One of the most interesting ensembles of rock and water you’ll find on Skye is Kilt Rock and Mealt Falls on the western shores of the island (see the photo below on the left). The cliffs behind the waterfall get their name from their basalt columns that resemble a pleated kilt – better photos of the formation can be found over here! As with Fairy Glen and the Quiraing, we weren’t exactly sure how to get to the place since we had no internet or cell service, but the viewpoint was super easy to find – we basically just drove the only road south from the Quiraing and saw the signs.
After adoring the waterfall and coastline for a while, we continued our way towards the Storr, which is another iconic Skye location. It’s a hill with a group of huge rock pinnacles on top, the most famous of which is called the Old Man of Storr. I was hoping to see a view like this, but it turned out the road was actually at the bottom of the hill and you couldn’t really make out the different pinnacles from there. So, we started climbing up the hill by foot, thinking “we’ll probably be there in about half an hour”, which was a bit of an underestimation! After an hour of climbing, we were out of water and sweating our bums off in the sunshine – it was over 20 degrees and we were not dressed accordingly.

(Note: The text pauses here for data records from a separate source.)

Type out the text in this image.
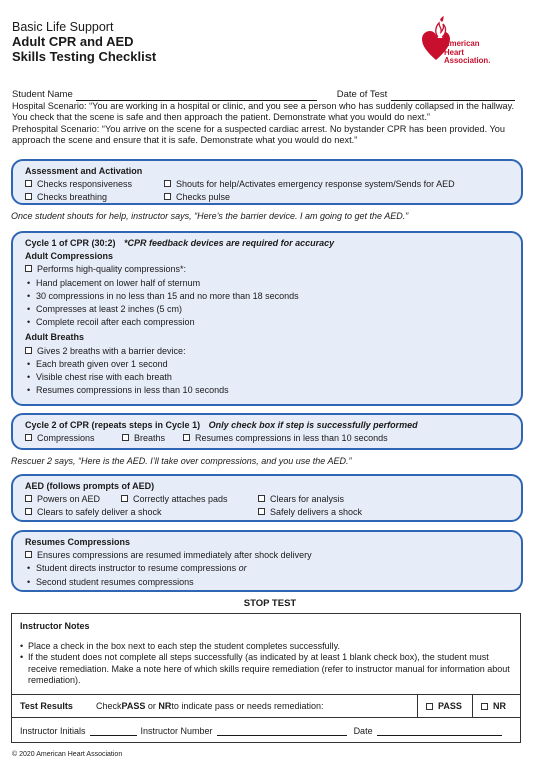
Basic Life Support
Adult CPR and AED
Skills Testing Checklist
American
Heart
Association.
Student Name	Date of Test
Hospital Scenario: “You are working in a hospital or clinic, and you see a person who has suddenly collapsed in the hallway. You check that the scene is safe and then approach the patient. Demonstrate what you would do next.”
Prehospital Scenario: “You arrive on the scene for a suspected cardiac arrest. No bystander CPR has been provided. You approach the scene and ensure that it is safe. Demonstrate what you would do next.”
Assessment and Activation
Checks responsiveness	Shouts for help/Activates emergency response system/Sends for AED
Checks breathing	Checks pulse
Once student shouts for help, instructor says, “Here’s the barrier device. I am going to get the AED.”
Cycle 1 of CPR (30:2) *CPR feedback devices are required for accuracy
Adult Compressions
Performs high-quality compressions*:
• Hand placement on lower half of sternum
• 30 compressions in no less than 15 and no more than 18 seconds
• Compresses at least 2 inches (5 cm)
• Complete recoil after each compression
Adult Breaths
Gives 2 breaths with a barrier device:
• Each breath given over 1 second
• Visible chest rise with each breath
• Resumes compressions in less than 10 seconds
Cycle 2 of CPR (repeats steps in Cycle 1) Only check box if step is successfully performed
Compressions	Breaths	Resumes compressions in less than 10 seconds
Rescuer 2 says, “Here is the AED. I’ll take over compressions, and you use the AED.”
AED (follows prompts of AED)
Powers on AED	Correctly attaches pads	Clears for analysis
Clears to safely deliver a shock	Safely delivers a shock
Resumes Compressions
Ensures compressions are resumed immediately after shock delivery
• Student directs instructor to resume compressions or
• Second student resumes compressions
STOP TEST
Instructor Notes
• Place a check in the box next to each step the student completes successfully.
• If the student does not complete all steps successfully (as indicated by at least 1 blank check box), the student must receive remediation. Make a note here of which skills require remediation (refer to instructor manual for information about remediation).
Test Results	Check PASS or NR to indicate pass or needs remediation:	PASS	NR
Instructor Initials	Instructor Number	Date
© 2020 American Heart Association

We decided we’d forfeit the challenge so that we’d still have time to explore other places in Skye that day, and made our way back down (but not before admiring the beautiful views of the surrounding lochs and the sea).
That’s the Old Man on the far right – it’s not a good pic, but at least we saw it!
After our little afternoon hike, we headed down to Skye’s main town, Portree, for a well earned late lunch/supper. I wish we could have stayed for a while to take in the small town feeling, but we were a bit pressed for time if we still wanted to see the Fairy Pools in the southern part of the island and still make it to our hotel reservation on the mainland that night. Portree seemed like an enchanting little place with its colourful harbour and little shops!
Our last destination on Skye was the series of playful little pools called the Fairy Pools in Glenbrittle. Again, the walk from the closest parking spot up to the most famous part of the springs (pictured below) was surprisingly long – it took about 45 minutes for us to reach it. Fortunately, all the way up there we got to enjoy different parts of the stream and see spots where the water had shaped and smoothed the rock over time in the most interesting ways. It was also fun to look at all the brave souls who had ventured for a swim in the cold pools (as the evening neared, it was definitely not 20 degrees outside anymore)!
All in all, our day in Skye was full of wonder and appreciation towards the beauty of the world. Because of factors we couldn’t really affect, we were running a bit short on time and were a bit more rushed than we’d have cared to be, but it didn’t really matter – it was fantastic to get to see and experience all of it! If you’re ever travelling up to Skye, be sure to take at least two days on the island so you don’t have to rush from one site to another. We managed a lot in one day, but we also didn’t get to explore some areas of the island at all. I would love to go back some day on a more leisurely schedule.